I actually got off that rollercoaster that you're on, for a while, and went for myself. I had nothing to do with females in a romantic sense. It was great. I learned a lot. Broke the cycle....all of that good stuff. Now that I'm nominally 'back in the market,' I'm not sure which way to go. Do I live like a hermit, and deny myself what good might come of a romantic relationship while ensuring that my heart can be broken only by transient loneliness or do I enter the fray again and risk it all? Do I knock down the walls that I built, too late, to protect myself or do I keep my guard up, my chin down, and my expectations 'realistic'?

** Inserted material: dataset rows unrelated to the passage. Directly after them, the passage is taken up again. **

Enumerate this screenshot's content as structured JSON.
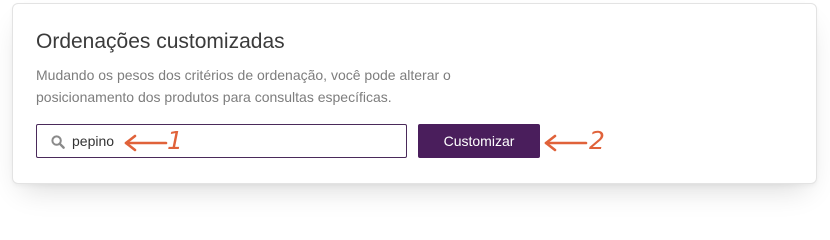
{
  "panel": {
    "title": "Ordenações customizadas",
    "description": "Mudando os pesos dos critérios de ordenação, você pode alterar o posicionamento dos produtos para consultas específicas."
  },
  "search": {
    "value": "pepino",
    "icon": "search-icon"
  },
  "submit_button": {
    "label": "Customizar"
  },
  "annotations": [
    {
      "label": "1",
      "target": "search-input"
    },
    {
      "label": "2",
      "target": "submit-button"
    }
  ],
  "colors": {
    "accent": "#4a1e5c",
    "annotation": "#e0623a",
    "title": "#3b3b3b",
    "description": "#7d7d7d"
  }
}
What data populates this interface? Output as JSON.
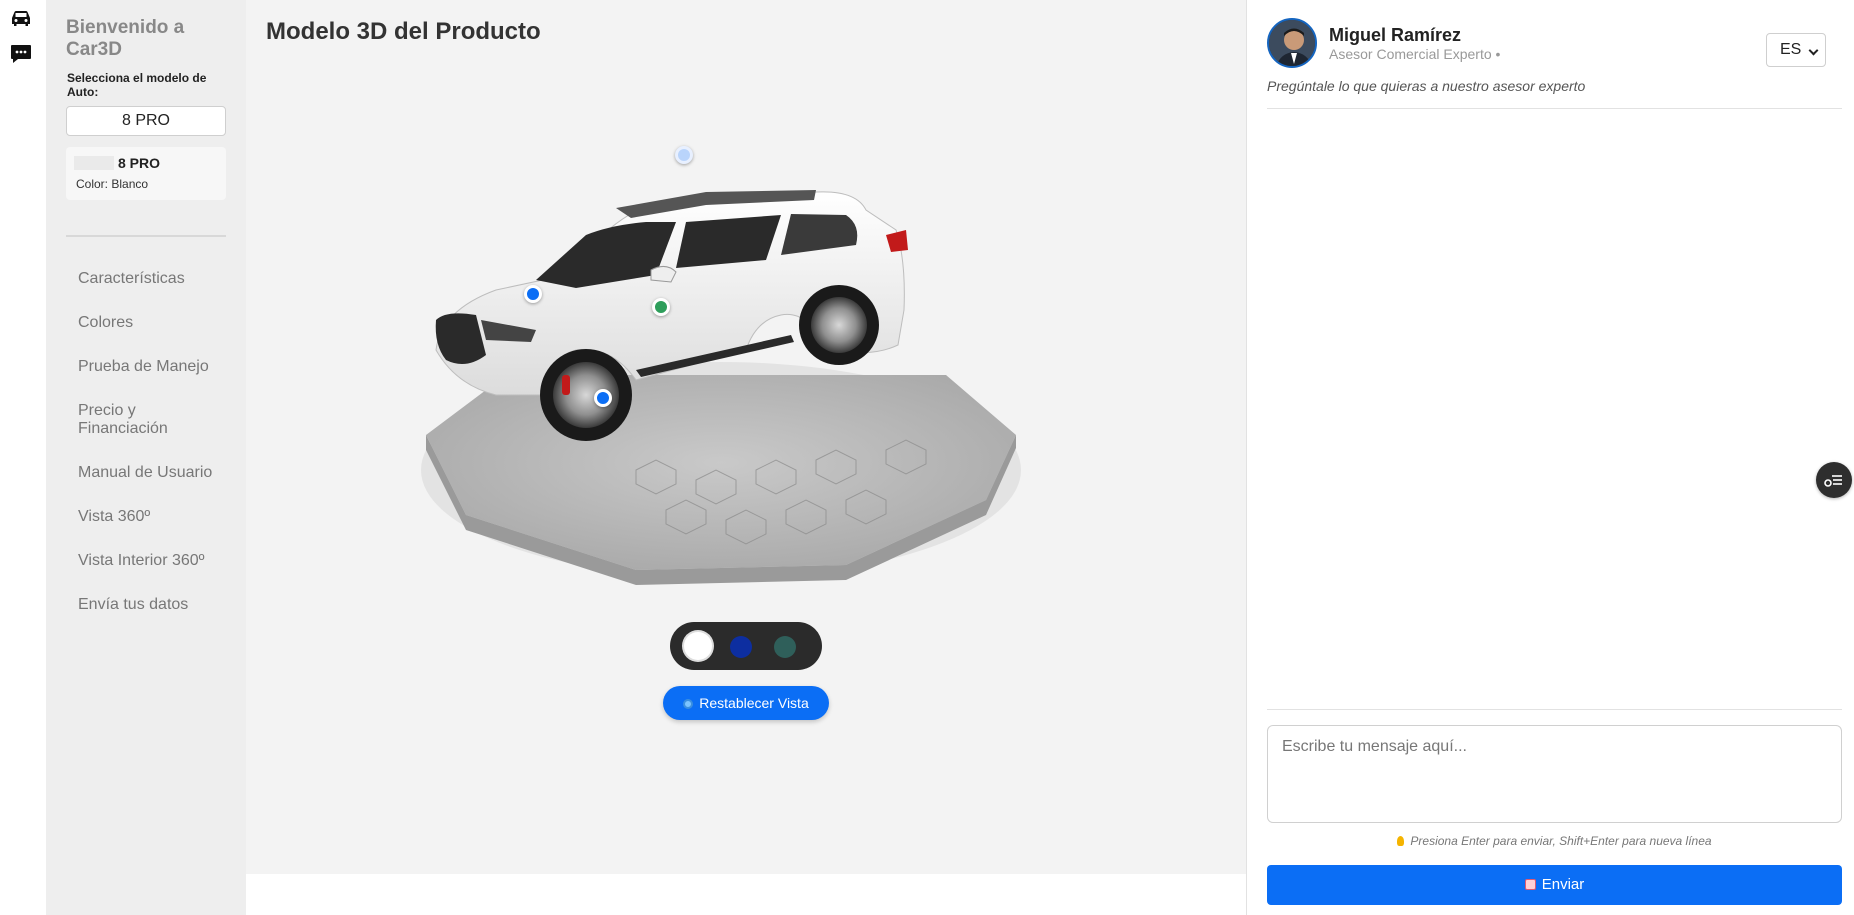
{
  "rail": {
    "icons": [
      "car-icon",
      "chat-bubble-icon"
    ]
  },
  "sidebar": {
    "title": "Bienvenido a Car3D",
    "select_label": "Selecciona el modelo de Auto:",
    "model_value": "8 PRO",
    "card": {
      "name": "8 PRO",
      "color": "Color: Blanco"
    },
    "nav": [
      {
        "label": "Características"
      },
      {
        "label": "Colores"
      },
      {
        "label": "Prueba de Manejo"
      },
      {
        "label": "Precio y Financiación"
      },
      {
        "label": "Manual de Usuario"
      },
      {
        "label": "Vista 360º"
      },
      {
        "label": "Vista Interior 360º"
      },
      {
        "label": "Envía tus datos"
      }
    ]
  },
  "main": {
    "title": "Modelo 3D del Producto",
    "colors": [
      "#ffffff",
      "#0d2ea0",
      "#2f5f5a"
    ],
    "selected_color": "#ffffff",
    "reset_label": "Restablecer Vista"
  },
  "chat": {
    "agent_name": "Miguel Ramírez",
    "agent_role": "Asesor Comercial Experto •",
    "language": "ES",
    "subtitle": "Pregúntale lo que quieras a nuestro asesor experto",
    "input_placeholder": "Escribe tu mensaje aquí...",
    "hint": "Presiona Enter para enviar, Shift+Enter para nueva línea",
    "send_label": "Enviar"
  },
  "colors": {
    "accent": "#0b6ef5",
    "sidebar_bg": "#eeeeee",
    "main_bg": "#f3f3f3",
    "hotspot_blue": "#0b6ef5",
    "hotspot_green": "#2e9e5b"
  }
}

I do know one thing - there are more women out there who are probably better for you than is the one that you're currently obsessing over. I know that because I've been there often enough, and I only wish that I'd withdrawn (no, not in that way) long before I did, which was pretty much when I was shattered entirely. The thing that I don't know is what your next move should be. If I can't even decide for myself, how can I give anyone else advice? One thing's for sure, and that is that you're probably going to come this way again, unless you find that perfect, elusive match. I wish you luck, because you're not likely to suddenly 'snap out of' your basic, romantic character.

I hope that you can pull out before it's too late, anyway. When is it too late? When is it a lost cause? Only you know that, and the problem with being a romantic is that you often don't know (or do know, and deny) when all is lost, because we windmill-tilters specialize in lost causes.